Jose Mourinho’s mastery of the English language – as with so much else – is truly remarkable.
Chelsea’s Portuguese manager showed his flair for local slang once more at the weekend in his appraisal of opposition defender Jonas Olsson as a “mickey mouse footballer”; an assessment that apparently led to a 22-man brawl, with both sets of players involved in the tunnel ruckus following the Blues’ 2-2 draw with West Bromwich Albion on Saturday.
When added to his quotes regarding the support offered at his club’s own ground, belittling the atmosphere in SW6 as “not very hot” and “not very strong”, while labelling the home fans as being of “a different profile”, Mourinho’s input makes for excitement of a level rarely seen on the pitch in recent months.
Save for the final seconds on Saturday, that is. When Ramires’ route to goal was blocked by a retreating Steven Reid deep inside the West Brom area in the 96th minute, even the belatedly raucous Blues faithful seemed to appeal more out of desperation than conviction.
But once referee Andre Marriner had pointed to the spot, Eden Hazard had got his timing spot on and removed his name from Mourinho’s bad books by unerringly slotting home the resultant penalty – and after all else was said and done – The Special One’s special record still stood.
It is now 66 unbeaten home league games and counting for Jose across two stints in West London and this may well have felt like the luckiest. Not since Everton were wrongly deprived of an injury time winner on the 2006-7 season’s final day had the extraordinary run come so close to being halted.
Chelsea’s weekend display was lethargic at best with efforts even downright complacent on occasion during this latterly dramatic duel.
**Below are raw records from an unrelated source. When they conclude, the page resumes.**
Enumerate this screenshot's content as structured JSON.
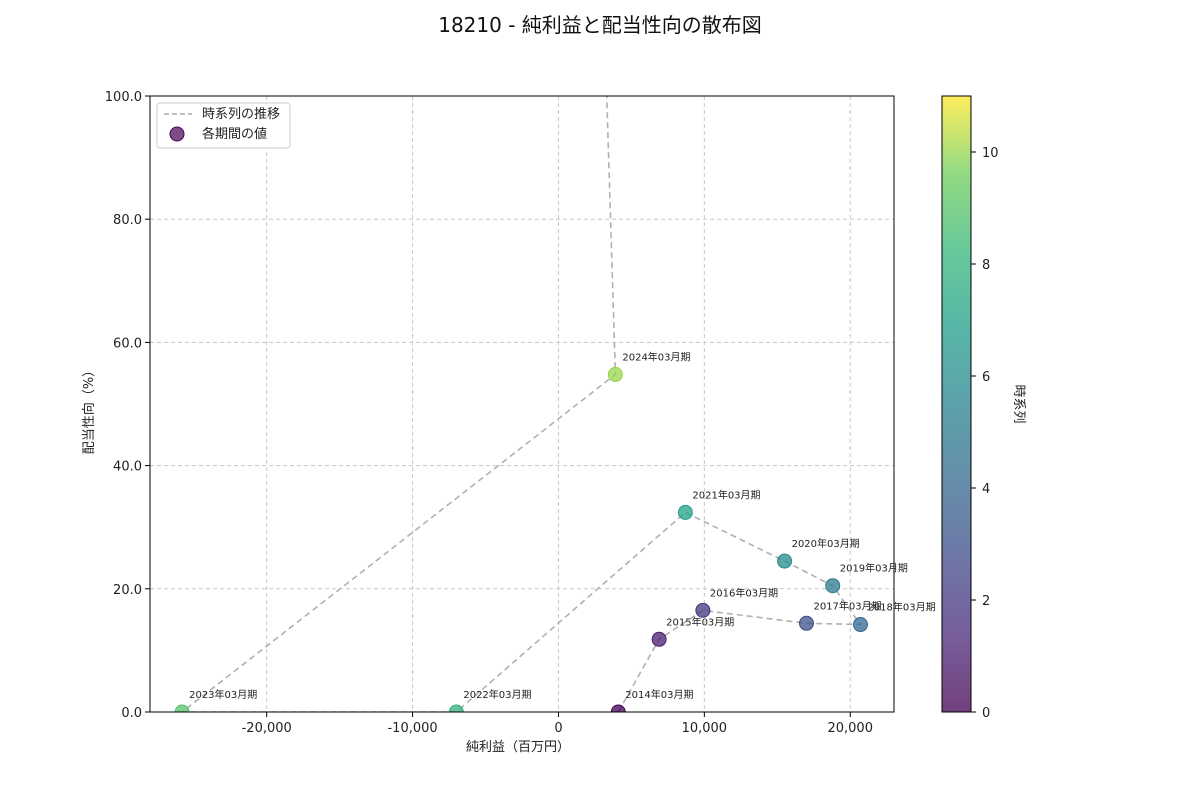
{
  "chart_data": {
    "type": "scatter",
    "title": "18210 - 純利益と配当性向の散布図",
    "xlabel": "純利益（百万円）",
    "ylabel": "配当性向（%）",
    "xlim": [
      -28000,
      23000
    ],
    "ylim": [
      0,
      100
    ],
    "x_ticks": [
      -20000,
      -10000,
      0,
      10000,
      20000
    ],
    "x_tick_labels": [
      "-20,000",
      "-10,000",
      "0",
      "10,000",
      "20,000"
    ],
    "y_ticks": [
      0,
      20,
      40,
      60,
      80,
      100
    ],
    "y_tick_labels": [
      "0.0",
      "20.0",
      "40.0",
      "60.0",
      "80.0",
      "100.0"
    ],
    "grid": true,
    "legend_position": "top-left",
    "legend": {
      "line": "時系列の推移",
      "points": "各期間の値"
    },
    "colorbar": {
      "label": "時系列",
      "range": [
        0,
        11
      ],
      "ticks": [
        0,
        2,
        4,
        6,
        8,
        10
      ],
      "tick_labels": [
        "0",
        "2",
        "4",
        "6",
        "8",
        "10"
      ],
      "colormap": "viridis"
    },
    "points": [
      {
        "period": "2014年03月期",
        "x": 4100,
        "y": 0.0,
        "t": 0
      },
      {
        "period": "2015年03月期",
        "x": 6900,
        "y": 11.8,
        "t": 1
      },
      {
        "period": "2016年03月期",
        "x": 9900,
        "y": 16.5,
        "t": 2
      },
      {
        "period": "2017年03月期",
        "x": 17000,
        "y": 14.4,
        "t": 3
      },
      {
        "period": "2018年03月期",
        "x": 20700,
        "y": 14.2,
        "t": 4
      },
      {
        "period": "2019年03月期",
        "x": 18800,
        "y": 20.5,
        "t": 5
      },
      {
        "period": "2020年03月期",
        "x": 15500,
        "y": 24.5,
        "t": 6
      },
      {
        "period": "2021年03月期",
        "x": 8700,
        "y": 32.4,
        "t": 7
      },
      {
        "period": "2022年03月期",
        "x": -7000,
        "y": 0.0,
        "t": 8
      },
      {
        "period": "2023年03月期",
        "x": -25800,
        "y": 0.0,
        "t": 9
      },
      {
        "period": "2024年03月期",
        "x": 3900,
        "y": 54.8,
        "t": 10
      },
      {
        "period": "",
        "x": 3200,
        "y": 108,
        "t": 11
      }
    ]
  }
}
Legendary former defender Steve Clarke led his Baggies side South with a game plan that worked: defence was centred around gently squeezing a pedestrian and predictable Blues outfit inside and in front of the back four, while their attack was poised to spring forth with menace and pace on the counter as soon as one of their more revered opponents tired or grew impatient and became sloppy in possession.
With no Juan Mata again in the eleven, the hosts would have retired to the dressing room following an insipid first 45 minutes with little to show and a lot to prove, were it not for the unending impishness and improvisation of the team’s pickpocket–in-chief, Samuel Eto’o, as the Cameroonian capitalised on an astonishingly lacklustre piece of reactionary defending by Liam Ridgewell to give the Blues the lead just before the interval.
Had the scores been level, the reception reserved for the home players as they re-entered the field after the break may actually have been more encouraging, with the usual battle-cries coming more out of anticipation than apathy. As it was, Mourinho was right in his summation as the struggle continued even beyond the final whistle and the confines of the pitch as the sorry crowd contended with the conditions on the long walk back down the Fulham Road and considered the future, in the event that results stay the same or, indeed, worsen.
If 1-1 was bad, 1-2 was calamitous. Petr Cech was at fault for both goals and there was no escaping the fact that Chelsea had just not done enough to warrant more from the match, in much the same way that the side’s aimless, meandering performance at St. James’s Park last week had received proportionate punishment. It is not that either opposition were better; it is that they were no worse, when they really should have been, had Chelsea exerted greater presence.
Mourinho’s perceived slight at the fans, as his qualified remarks were widely portrayed, has clearly already been viewed as the attempted wind-up we all knew it was by those who matter, including Tim Rolls, Chelsea Supporters Trust Chairman, who backed the manager, insisting: “We, as a Trust, have had dialogue with the club and atmosphere came up. The atmosphere isn’t all it could be and that’s been represented to the club by both us and the Fans Forum.”
However, like Andre Villas-Boas, who criticised fans of his Tottenham Hotspur team – a team that has scored less goals than they have played matches up until now – for a lack of assistance in the hunt for points, Mourinho may like to look closer still to home for the reason why the home contingent lack hunger for the fight; particularly when hitherto contenders come back to their corner without having broken sweat then refuse to come out swinging.
While we will obviously never be as bad as Spurs and Jose will never be Rafa, would he rather the natives grew restless? Slippery slope, that.